I can tell already that these video sessions will be random and weird, and maybe even embarrassing, but I think I can get over it. Also, while I’m pretty sure that the use of the video in this way is fair use under US Copyright Law as “criticism/commmentary”, YouTube’s automated takedown tools might wreak havoc with the channel. I guess we’ll find out!

Stuff Learned and GHDR Points Earned

I scored 38 points, which is higher than usual (so far). Today was also notable day in that I got a lot of other things done too, such as mopping the floor of the basement and washing out the cat litter box, taking out bags and bags of trash, transcribing some video game notes, and picking up something for my sister at the local Asian market.

10 Shared stuff I know (the gear)
10 Result fulfilling need, making future result possible! (screencast workflow)
10 I also set up the Mac version for mobile screencasting
5 Helped myself by using a past result (the screencast workflow from making those earlier videos)
2 Posted words about the work! (this post!)
1 Researched related subjects (the gear links in this post)

I also bought prunes to see if I actually liked them now that I’m older (and probably need the fiber)! A pretty good “me” day, all-in-all, especially after I logged out of my Facebook account to make it harder to waste time on it. It’s surprisingly relaxing to not know what other people are doing, and focus just on getting some work done. I’ve left Facebook Messenger running, so people can still reach me, but otherwise I am planning on keeping off Facebook as much as possible for the near future.

About this Article Series

For my 2016 Groundhog Day Resolutions, I'm challenging myself to make something goal-related every day from February 2nd through December 12. All the related posts (and more!) are gathered on the Challenge Page.

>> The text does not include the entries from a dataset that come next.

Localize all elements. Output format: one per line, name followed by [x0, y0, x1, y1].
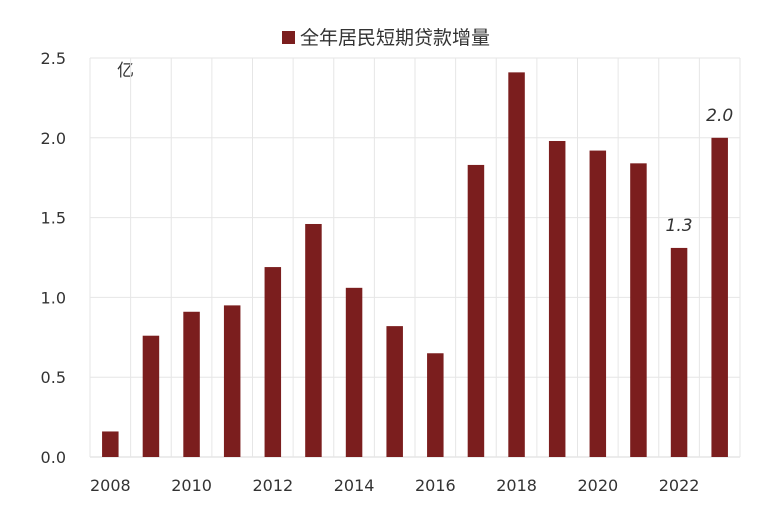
- bars: [102, 72, 728, 458]
- x-tick-label: 2016: [415, 476, 456, 495]
- bar-2021: [630, 163, 647, 457]
- bar-2022: [670, 247, 688, 457]
- bar-2012: [264, 267, 282, 457]
- bar-2017: [467, 164, 485, 457]
- x-tick-label: 2018: [496, 476, 537, 495]
- chart-legend: 全年居民短期贷款增量: [282, 27, 490, 49]
- data-label: 2.0: [706, 106, 733, 126]
- x-tick-label: 2010: [171, 476, 212, 495]
- y-tick-label: 0.5: [41, 368, 66, 387]
- bar-2015: [386, 326, 403, 457]
- bar-2010: [183, 311, 200, 457]
- unit-label: 亿: [117, 61, 134, 81]
- legend-swatch: [282, 31, 295, 44]
- data-label: 1.3: [666, 216, 693, 236]
- y-tick-label: 1.0: [41, 288, 66, 307]
- bar-2016: [427, 353, 444, 457]
- x-tick-label: 2014: [334, 476, 375, 495]
- legend-label: 全年居民短期贷款增量: [300, 27, 490, 49]
- x-tick-label: 2022: [659, 476, 700, 495]
- bar-2008: [102, 431, 119, 457]
- bar-2014: [345, 287, 363, 457]
- bar-2018: [508, 72, 525, 457]
- y-tick-label: 2.5: [41, 49, 66, 68]
- gridlines: [89, 57, 741, 458]
- data-labels: 1.3 2.0: [666, 106, 734, 236]
- y-tick-label: 0.0: [41, 448, 66, 467]
- bar-2020: [589, 150, 607, 457]
- bar-2023: [711, 137, 728, 458]
- y-tick-label: 2.0: [41, 129, 66, 148]
- bar-2009: [142, 335, 160, 457]
- y-axis-ticks: 0.0 0.5 1.0 1.5 2.0 2.5: [41, 49, 66, 467]
- y-tick-label: 1.5: [41, 209, 66, 228]
- x-tick-label: 2008: [90, 476, 131, 495]
- x-axis-ticks: 2008 2010 2012 2014 2016 2018 2020 2022: [90, 476, 699, 495]
- x-tick-label: 2020: [577, 476, 618, 495]
- x-tick-label: 2012: [252, 476, 293, 495]
- bar-2013: [305, 223, 322, 457]
- bar-2019: [548, 140, 566, 457]
- bar-2011: [223, 305, 241, 457]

  1. Donald Wheeler 8 years ago

    Are you finding it easier to do the recordings on Windows or the Mac so far?

  2. Author
    Dave Seah 8 years ago

    Donald: Both platforms are pretty easy. For me, the experience is slightly better on the Windows platform for a number of reasons:

    • Camtasia Studio 8 having a somewhat better workflow than ScreenFlow 5. I’m finding that Screenflow requires additional clicks to do the pans/zooms and titling, and there are small irritations like a poorly-designed audio level meter and fewer on-the-fly modifiable properties of screen elements. Coming from the Adobe Creative Suite, I found Camtasia Studio to be more familiar in operation despite the way it looks. Then again, I have used it before. I would say Camtasia Studio 8 on the PC has the edge in polish over Screenflow 5 on the Mac just based on my initial tests, but both are comparable in their capabilities. Screenflow isn’t terrible by any means, and it is quite usable. It can also record from IOS devices, which is super cool.
    • A technical consideration is that the Mac is being recorded at Retina resolutions, so burns through disk space faster at its 2880×1800 resolution versus the PC’s 1920×1200. I’m not sure if Screenflow is capturing native resolution or scaled resolution, actually…I should check that.
    • The PC is also just a bit more comfortable to work with because it has the detached webcam and I have a much larger 27″ monitor on it, versus the Mac’s 15.4″ screen running the same resolution.